Но Взвоев не видел черной дороги, не видел распахнутых ворот, он и деревни не видел, он стоял с закрытыми глазами и испытывал холодящий страх – ему вдруг показалось, что он не может быть прощен. Шепотом сказал в черноту:

– Иван Семеныч, ты не здесь?

– Я, Иван.

– Слу-у-шай, мне чего-то тошно вдруг стало. Да разве ж можно простить меня?

– Думаю... людям нельзя, Иван, невозможно простить, люди не простят. Да ведь не от людей же мы прощения ждем.

– И мне тошно отчего-то. И вроде ночь чудная, а вот... Сам не пойму, – услышал Взвоев голос и не узнал чей.

– Кто здесь? – немного даже испуганно спросил Взвоев.

– Дронов.

– Кто?! Ох... ты, что ль, поручик?

– Я.

– Ну и... голос у тебя – не отличишь от братана твоего. Аж дых закрыло.

– А мне так за всю жизнь и не сказал никто: "Я люблю тебя", – проговорил вдруг Дронов задумчивым голосом.

Отозвался поэт:

– Эх, господин поручик, нашли о чем горевать. Мне это говорили тыщу раз, а уж я-то... И что? Чепуха все это. Вот думаю, явятся мне все бабы, что слышали это от меня, – никакого Страшного суда не надо. Чувствую, Ольга Пална сейчас скажет – а это и будет ваш Страшный суд. Да? И, мол, "за каждое праздное слово дадите ответ". Да в том-то и штука, что не праздно я говорил их, когда говорил, клянусь. Ага... Опять нарушил: "Не клянитесь вовсе", да?

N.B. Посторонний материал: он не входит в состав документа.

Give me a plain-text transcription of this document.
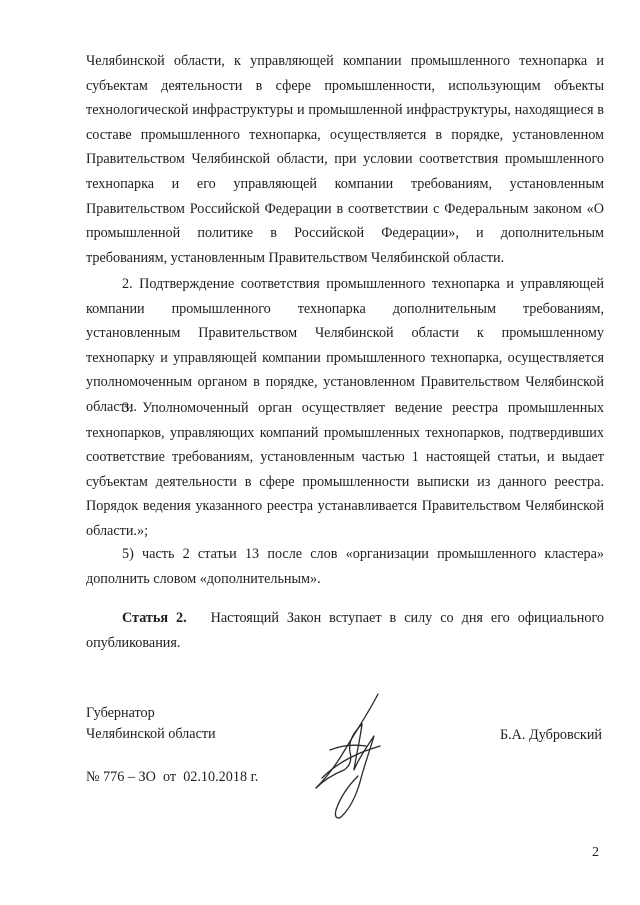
Челябинской области, к управляющей компании промышленного технопарка и субъектам деятельности в сфере промышленности, использующим объекты технологической инфраструктуры и промышленной инфраструктуры, находящиеся в составе промышленного технопарка, осуществляется в порядке, установленном Правительством Челябинской области, при условии соответствия промышленного технопарка и его управляющей компании требованиям, установленным Правительством Российской Федерации в соответствии с Федеральным законом «О промышленной политике в Российской Федерации», и дополнительным требованиям, установленным Правительством Челябинской области.

2. Подтверждение соответствия промышленного технопарка и управляющей компании промышленного технопарка дополнительным требованиям, установленным Правительством Челябинской области к промышленному технопарку и управляющей компании промышленного технопарка, осуществляется уполномоченным органом в порядке, установленном Правительством Челябинской области.

3. Уполномоченный орган осуществляет ведение реестра промышленных технопарков, управляющих компаний промышленных технопарков, подтвердивших соответствие требованиям, установленным частью 1 настоящей статьи, и выдает субъектам деятельности в сфере промышленности выписки из данного реестра. Порядок ведения указанного реестра устанавливается Правительством Челябинской области.»;

5) часть 2 статьи 13 после слов «организации промышленного кластера» дополнить словом «дополнительным».

Статья 2. Настоящий Закон вступает в силу со дня его официального опубликования.

Губернатор
Челябинской области	Б.А. Дубровский
№ 776 – ЗО  от  02.10.2018 г.
2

– Да, господин поэт, – сказала Оля-большая.

– Ну вы прям кремень, камень веры!

– А вы прямо болтун.

– Ха-ха, вот и сорвались.

Довольны?

– Доволен, а что ж, один я только с празднымито словами... Нет, такая ночь не может быть последней.

– А какой должна быть последняя ночь?

– А – никакой! Не должно ее быть!

– Нет, она должна быть, – сказал Дронов. – И это она и есть.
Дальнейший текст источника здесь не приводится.